- Born: David Anthony Durham March 11, 1967 (age 59)
- Disappeared: January 23, 2011 Waldport, Oregon, U.S.
- Height: 6 ft 3 in (1.91 m)

= David Durham (fugitive) =

American fugitive

David Anthony Durham (March 11, 1967 – disappeared January 23, 2011) is an American fugitive who disappeared under mysterious circumstances after allegedly shooting and critically injuring a police officer during a traffic stop in Lincoln City, Oregon. After allegedly shooting the officer, Durham's vehicle was rendered inoperable via a spike strip 40 mi south in Waldport, where he fled on foot and is alleged to have begun shooting at two crab fishermen in Alsea Bay before disappearing. Durham's whereabouts remain unknown.

==Disappearance==
At approximately 10:58 pm on January 23, 2011, Lincoln City police officer Steven Dodds pulled over a 1984 Dodge pickup truck owned by David Anthony Durham, of Sauvie Island, Portland, Oregon, for a routine traffic violation in Lincoln City, Oregon. During the interaction, Durham told Dodds that he was driving to a military base in California. At some point during the traffic stop, Durham is alleged to have shot Dodds multiple times in the chest, critically injuring him, and then fled in his vehicle, heading south on Highway 101.

Responding police officers spotted Durham's vehicle in Newport, and disabled his vehicle with a spike strip near Waldport, just north of the Alsea Bay Bridge. Unable to further drive his vehicle, Durham fled on foot into the woods on the west side of the highway; Durham's dog, which was in his vehicle, fled to the east. Shortly after, two crab fishermen working by spotlight on Alsea Bay reported gunshots originating from the spit, but could not see the gunman in the darkness. Three days after Durham's disappearance, his dog was found wandering in Waldport.

==Investigation==
An extensive search for Durham took place in the days following his disappearance by local, state and federal law enforcement officers; SWAT teams were also instated. Police performed a house-by-house search across Waldport and Bayshore, a community immediately north of Alsea Bay. Despite the extensive search, authorities were unable to locate Durham, and there have been no verified sightings of him since the evening of January 23, 2011. Initially, law enforcement theorized that Durham may have been hiding in an abandoned house in the woods or in one of the area's numerous vacant vacation homes. Another possibility raised by law enforcement was that Durham had attempted to swim across Alsea Bay and drowned.

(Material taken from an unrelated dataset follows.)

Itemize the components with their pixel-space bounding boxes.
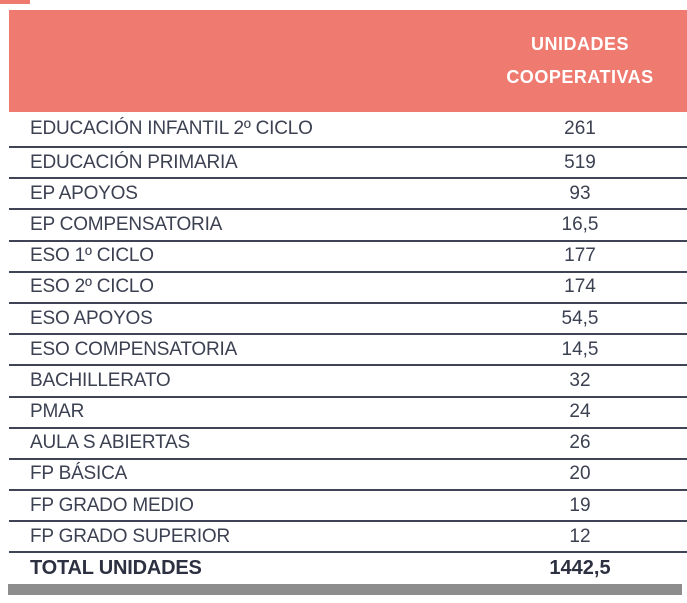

A friend of Durham's said that in the months prior to his disappearance, he had been acting erratically and displaying signs of paranoia: "He was definitely going through something. We just didn't know how serious it was." She also added that she believed Durham was dead. Durham's brother Michael told The Oregonian that Durham had sustained a shoulder injury in the months prior to his disappearance, and had been prescribed pain medication that altered his mental state. He also stated he believed Durham may have been hiding at a house in Manzanita owned by his employer. Prior to his disappearance, Durham had told several friends and family members that he was planning on relocating to the Caribbean. His employer at Willamette Print & Blueprints Co. Inc in Portland notified police that he had failed to show up to work on Friday, January 21, and that he had not been heard from since.

==Aftermath==
A federal arrest warrant for Durham was issued January 29, 2011 and as of December 2025 remains outstanding. Durham was profiled on the television series America's Most Wanted shortly after his disappearance.